I had not known my father very well, and I believe not many people knew my father too well. The side of my father I knew, unfortunately, we both shared the smile that pretended everything was alright, and it is the death of us both. When he was dead I realized that I did not speak to him for four years. The moment he died I began to wish I could see him smile.

My father was very handsome, proud, and unrestrained. As I gather from his presence as a child he always looked to be holding something deeper and unsaid behind that smile. I believe that whatever that was, lent him his tremendous power and charm. When we were growing up he was a young man that already suffered many ruins, and it affected every one of his relationships even with his absence in our lives I knew he loved us tremendously. It showed on his face and our face if we were ever in the same room.

When he stepped into any room, space instantly became lighter and he controlled the energy in that room. From what I gather in his early life he always had the tremendous ability to establish contact with other people. When he gave wisdom that compassion behind it allowed me to listen and understand the importance of what he was sharing with me. I do not remember not being ecstatic to see him.

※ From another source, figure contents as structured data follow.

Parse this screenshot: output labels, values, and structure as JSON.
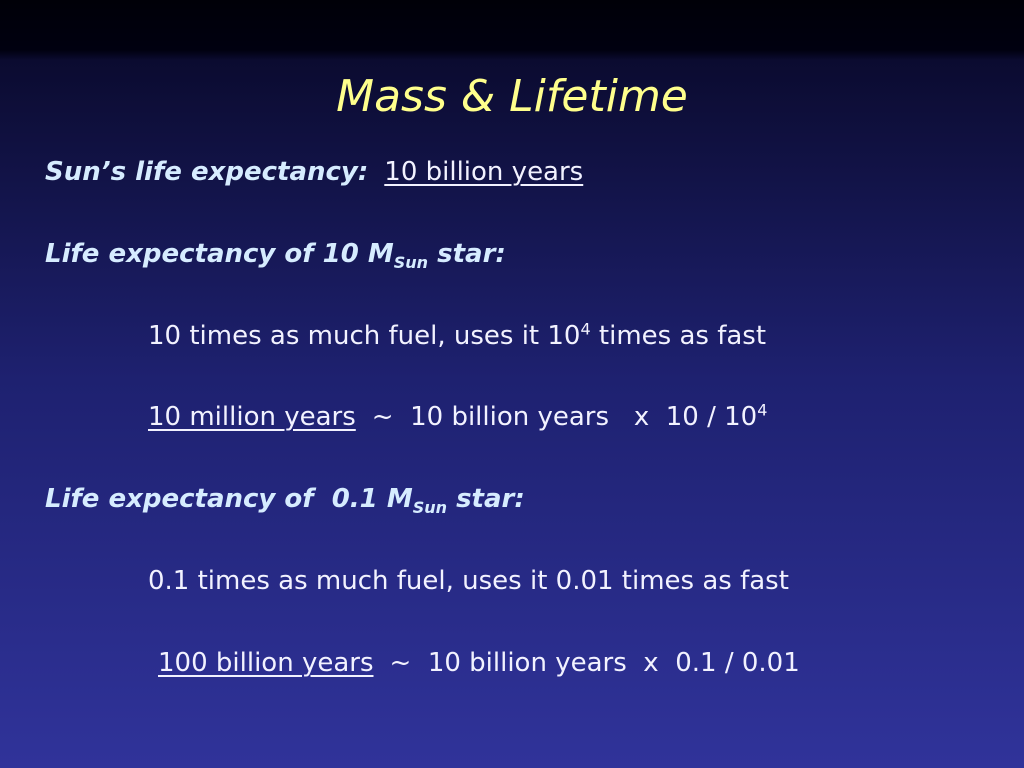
{
  "title": "Mass & Lifetime",
  "sun": {
    "label": "Sun’s life expectancy:",
    "value": "10 billion years"
  },
  "massive": {
    "heading": [
      "Life expectancy of 10 M",
      "Sun",
      " star:"
    ],
    "fuel": [
      "10 times as much fuel, uses it 10",
      "4",
      " times as fast"
    ],
    "result": [
      "10 million years",
      "~  10 billion years   x  10 / 10",
      "4"
    ]
  },
  "light": {
    "heading": [
      "Life expectancy of  0.1 M",
      "Sun",
      " star:"
    ],
    "fuel": "0.1 times as much fuel, uses it 0.01 times as fast",
    "result": [
      "100 billion years",
      "~  10 billion years  x  0.1 / 0.01"
    ]
  }
}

When he had died I was on one of those journeys where life seems to be testing and abusing you at every turn. In that year I had time to become aware of the suffering life compiles on you, and the expectation of dealing with it all. I began to understand how that pain you drag must be consoled. I had discovered the weight of the world and I discovered the pain you lived with could make you a very nasty person. And the silence and pain that killed my father could also kill me. I do not know if he was being eaten up by paranoia, but the discovery that behind that smile was so much pain, it struck me that “healing” and destroying those assumptions that created you and harm you is constant work.

I began to forgive him and felt relief that he did not have to suffer anymore. The problems he was facing meant nothing to me as a child, I do not believe any child can understand the pain of their parents until that child try’s to love someone, starts a family or being a look into their own pain. But I believe once you understand that your parents are human beings and like you, they are situations sometimes that seem incontrollable. That pain has to come out somewhere, and I understand because I have been there. When it feels like you can’t do anything and it comes out in the people closest to you. I have to remember that you can not be romantic about human nature.

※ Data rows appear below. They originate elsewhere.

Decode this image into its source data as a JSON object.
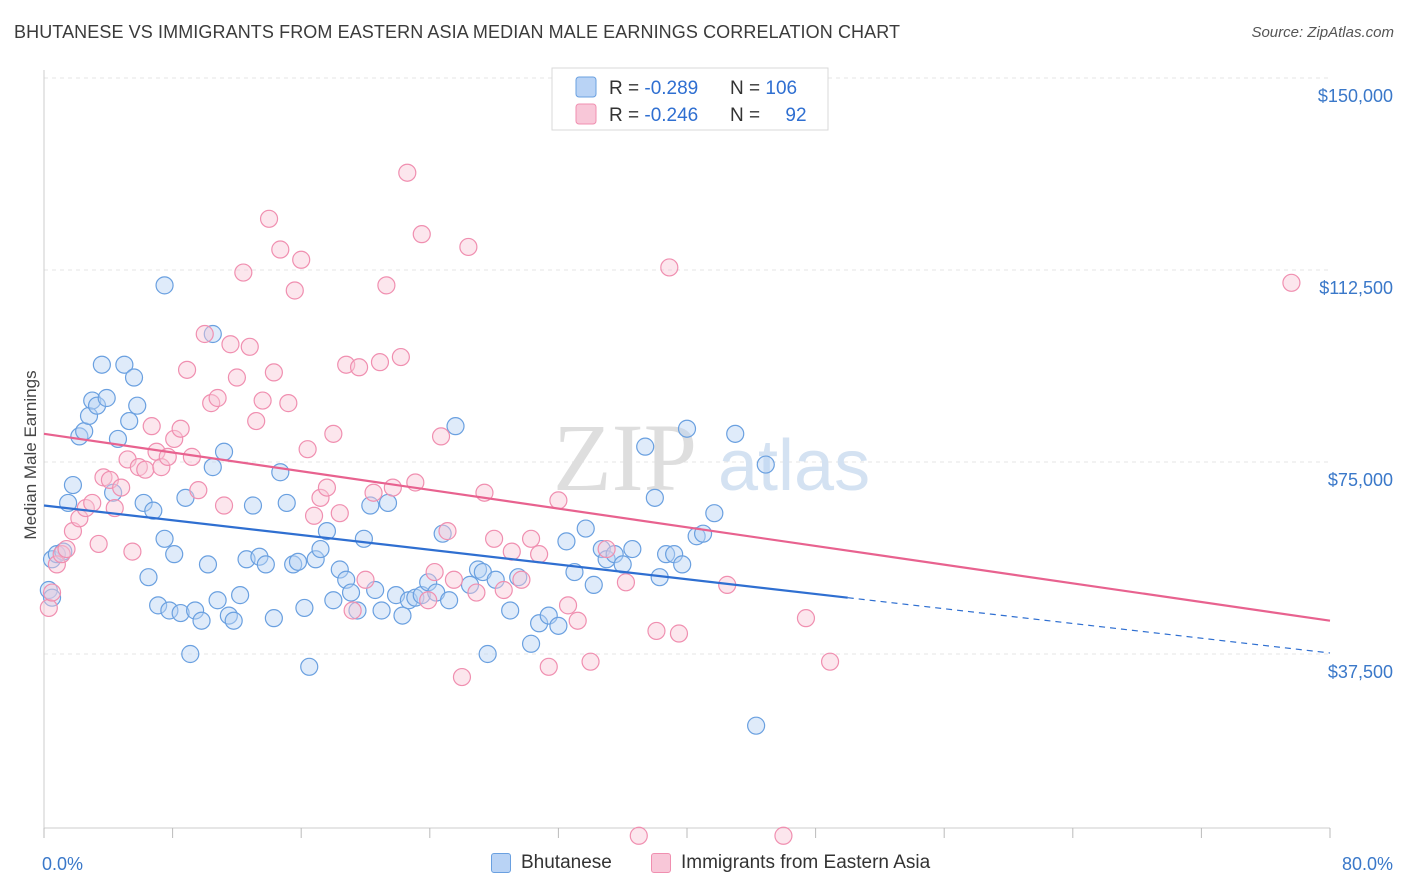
{
  "title": "BHUTANESE VS IMMIGRANTS FROM EASTERN ASIA MEDIAN MALE EARNINGS CORRELATION CHART",
  "source": "Source: ZipAtlas.com",
  "watermark": {
    "zip": "ZIP",
    "atlas": "atlas"
  },
  "colors": {
    "blue": "#6aa0e0",
    "blue_line": "#2f6fd1",
    "pink": "#f08fb0",
    "pink_line": "#e8628f",
    "axis_text": "#3a78c9"
  },
  "legend_top": [
    {
      "series": "Bhutanese",
      "r_label": "R = ",
      "r": "-0.289",
      "n_label": "N = ",
      "n": "106"
    },
    {
      "series": "Immigrants from Eastern Asia",
      "r_label": "R = ",
      "r": "-0.246",
      "n_label": "N = ",
      "n": "92"
    }
  ],
  "chart_data": {
    "type": "scatter",
    "title": "BHUTANESE VS IMMIGRANTS FROM EASTERN ASIA MEDIAN MALE EARNINGS CORRELATION CHART",
    "xlabel": "",
    "ylabel": "Median Male Earnings",
    "xlim": [
      0,
      80
    ],
    "ylim": [
      10000,
      155000
    ],
    "x_tick_labels": [
      "0.0%",
      "80.0%"
    ],
    "y_ticks": [
      37500,
      75000,
      112500,
      150000
    ],
    "y_tick_labels": [
      "$37,500",
      "$75,000",
      "$112,500",
      "$150,000"
    ],
    "grid": true,
    "legend_position": "top-center",
    "series": [
      {
        "name": "Bhutanese",
        "color": "#6aa0e0",
        "trend": {
          "x": [
            0,
            50
          ],
          "y": [
            66500,
            48500
          ],
          "dashed_to": [
            80,
            37700
          ]
        },
        "points": [
          [
            0.3,
            50000
          ],
          [
            0.5,
            56000
          ],
          [
            0.8,
            57000
          ],
          [
            1.2,
            57500
          ],
          [
            1.5,
            67000
          ],
          [
            1.8,
            70500
          ],
          [
            2.2,
            80000
          ],
          [
            2.5,
            81000
          ],
          [
            2.8,
            84000
          ],
          [
            3.0,
            87000
          ],
          [
            3.3,
            86000
          ],
          [
            3.6,
            94000
          ],
          [
            3.9,
            87500
          ],
          [
            4.3,
            69000
          ],
          [
            4.6,
            79500
          ],
          [
            5.0,
            94000
          ],
          [
            5.3,
            83000
          ],
          [
            5.6,
            91500
          ],
          [
            5.8,
            86000
          ],
          [
            6.2,
            67000
          ],
          [
            6.5,
            52500
          ],
          [
            6.8,
            65500
          ],
          [
            7.1,
            47000
          ],
          [
            7.5,
            60000
          ],
          [
            7.8,
            46000
          ],
          [
            8.1,
            57000
          ],
          [
            8.5,
            45500
          ],
          [
            8.8,
            68000
          ],
          [
            9.1,
            37500
          ],
          [
            9.4,
            46000
          ],
          [
            9.8,
            44000
          ],
          [
            10.2,
            55000
          ],
          [
            10.5,
            74000
          ],
          [
            10.8,
            48000
          ],
          [
            11.2,
            77000
          ],
          [
            11.5,
            45000
          ],
          [
            11.8,
            44000
          ],
          [
            12.2,
            49000
          ],
          [
            12.6,
            56000
          ],
          [
            13.0,
            66500
          ],
          [
            13.4,
            56500
          ],
          [
            13.8,
            55000
          ],
          [
            14.3,
            44500
          ],
          [
            14.7,
            73000
          ],
          [
            15.1,
            67000
          ],
          [
            15.5,
            55000
          ],
          [
            15.8,
            55500
          ],
          [
            16.2,
            46500
          ],
          [
            16.5,
            35000
          ],
          [
            16.9,
            56000
          ],
          [
            17.2,
            58000
          ],
          [
            17.6,
            61500
          ],
          [
            18.0,
            48000
          ],
          [
            18.4,
            54000
          ],
          [
            18.8,
            52000
          ],
          [
            19.1,
            49500
          ],
          [
            19.5,
            46000
          ],
          [
            19.9,
            60000
          ],
          [
            20.3,
            66500
          ],
          [
            20.6,
            50000
          ],
          [
            21.0,
            46000
          ],
          [
            21.4,
            67000
          ],
          [
            21.9,
            49000
          ],
          [
            22.3,
            45000
          ],
          [
            22.7,
            48000
          ],
          [
            23.1,
            48500
          ],
          [
            23.5,
            49000
          ],
          [
            23.9,
            51500
          ],
          [
            24.4,
            49500
          ],
          [
            24.8,
            61000
          ],
          [
            25.2,
            48000
          ],
          [
            25.6,
            82000
          ],
          [
            26.5,
            51000
          ],
          [
            27.0,
            54000
          ],
          [
            27.3,
            53500
          ],
          [
            27.6,
            37500
          ],
          [
            28.1,
            52000
          ],
          [
            29.0,
            46000
          ],
          [
            29.5,
            52500
          ],
          [
            30.3,
            39500
          ],
          [
            30.8,
            43500
          ],
          [
            31.4,
            45000
          ],
          [
            32.0,
            43000
          ],
          [
            32.5,
            59500
          ],
          [
            33.0,
            53500
          ],
          [
            33.7,
            62000
          ],
          [
            34.2,
            51000
          ],
          [
            34.7,
            58000
          ],
          [
            35.0,
            56000
          ],
          [
            35.5,
            57000
          ],
          [
            36.0,
            55000
          ],
          [
            36.6,
            58000
          ],
          [
            37.4,
            78000
          ],
          [
            38.0,
            68000
          ],
          [
            38.3,
            52500
          ],
          [
            38.7,
            57000
          ],
          [
            39.2,
            57000
          ],
          [
            39.7,
            55000
          ],
          [
            40.0,
            81500
          ],
          [
            40.6,
            60500
          ],
          [
            41.0,
            61000
          ],
          [
            41.7,
            65000
          ],
          [
            43.0,
            80500
          ],
          [
            44.9,
            74500
          ],
          [
            44.3,
            23500
          ],
          [
            7.5,
            109500
          ],
          [
            10.5,
            100000
          ],
          [
            0.5,
            48500
          ]
        ]
      },
      {
        "name": "Immigrants from Eastern Asia",
        "color": "#f08fb0",
        "trend": {
          "x": [
            0,
            80
          ],
          "y": [
            80500,
            44000
          ]
        },
        "points": [
          [
            0.3,
            46500
          ],
          [
            0.5,
            49500
          ],
          [
            0.8,
            55000
          ],
          [
            1.1,
            57000
          ],
          [
            1.4,
            58000
          ],
          [
            1.8,
            61500
          ],
          [
            2.2,
            64000
          ],
          [
            2.6,
            66000
          ],
          [
            3.0,
            67000
          ],
          [
            3.4,
            59000
          ],
          [
            3.7,
            72000
          ],
          [
            4.1,
            71500
          ],
          [
            4.4,
            66000
          ],
          [
            4.8,
            70000
          ],
          [
            5.2,
            75500
          ],
          [
            5.5,
            57500
          ],
          [
            5.9,
            74000
          ],
          [
            6.3,
            73500
          ],
          [
            6.7,
            82000
          ],
          [
            7.0,
            77000
          ],
          [
            7.3,
            74000
          ],
          [
            7.7,
            76000
          ],
          [
            8.1,
            79500
          ],
          [
            8.5,
            81500
          ],
          [
            8.9,
            93000
          ],
          [
            9.2,
            76000
          ],
          [
            9.6,
            69500
          ],
          [
            10.0,
            100000
          ],
          [
            10.4,
            86500
          ],
          [
            10.8,
            87500
          ],
          [
            11.2,
            66500
          ],
          [
            11.6,
            98000
          ],
          [
            12.0,
            91500
          ],
          [
            12.4,
            112000
          ],
          [
            12.8,
            97500
          ],
          [
            13.2,
            83000
          ],
          [
            13.6,
            87000
          ],
          [
            14.0,
            122500
          ],
          [
            14.3,
            92500
          ],
          [
            14.7,
            116500
          ],
          [
            15.2,
            86500
          ],
          [
            15.6,
            108500
          ],
          [
            16.0,
            114500
          ],
          [
            16.4,
            77500
          ],
          [
            16.8,
            64500
          ],
          [
            17.2,
            68000
          ],
          [
            17.6,
            70000
          ],
          [
            18.0,
            80500
          ],
          [
            18.4,
            65000
          ],
          [
            18.8,
            94000
          ],
          [
            19.2,
            46000
          ],
          [
            19.6,
            93500
          ],
          [
            20.0,
            52000
          ],
          [
            20.5,
            69000
          ],
          [
            20.9,
            94500
          ],
          [
            21.3,
            109500
          ],
          [
            21.7,
            70000
          ],
          [
            22.2,
            95500
          ],
          [
            22.6,
            131500
          ],
          [
            23.1,
            71000
          ],
          [
            23.5,
            119500
          ],
          [
            23.9,
            48000
          ],
          [
            24.3,
            53500
          ],
          [
            24.7,
            80000
          ],
          [
            25.1,
            61500
          ],
          [
            25.5,
            52000
          ],
          [
            26.0,
            33000
          ],
          [
            26.4,
            117000
          ],
          [
            26.9,
            49500
          ],
          [
            27.4,
            69000
          ],
          [
            28.0,
            60000
          ],
          [
            28.6,
            50000
          ],
          [
            29.1,
            57500
          ],
          [
            29.7,
            52000
          ],
          [
            30.3,
            60000
          ],
          [
            30.8,
            57000
          ],
          [
            31.4,
            35000
          ],
          [
            32.0,
            67500
          ],
          [
            32.6,
            47000
          ],
          [
            33.2,
            44000
          ],
          [
            34.0,
            36000
          ],
          [
            35.0,
            58000
          ],
          [
            36.2,
            51500
          ],
          [
            37.0,
            2000
          ],
          [
            38.1,
            42000
          ],
          [
            38.9,
            113000
          ],
          [
            39.5,
            41500
          ],
          [
            42.5,
            51000
          ],
          [
            46.0,
            2000
          ],
          [
            47.4,
            44500
          ],
          [
            48.9,
            36000
          ],
          [
            77.6,
            110000
          ]
        ]
      }
    ]
  }
}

Love is the only reliable source for helping each other in this world. I continue to suggest that loving deeply fully and rationally is the way to treat each other. People need to be loved and there is so much shame around the way some people handle there suffering, only through empathizing can we understand. But compassion “ to suffer with” opening your heart to another human heart is our mission.

Our eternal responsibility is to because loving individuals and that happens through cultivating that difficult state of being alone to analyze the assumptions that created you. You must compel yourself to linger with your aloneness and not become distracted by the trivialities of modern life, so you can focus on what is important. As James Baldwin said, “ The conquest of the physical world is not man’s only responsibility. He must conquer the great wilderness of the self.” I am currently on my journey to love the world and I once questioned if I will survive but I would not be walking if I couldn’t. I tell myself every death is not a goodbye because we all have an energy guiding us to conquer realms and reach paradise. We have to listen.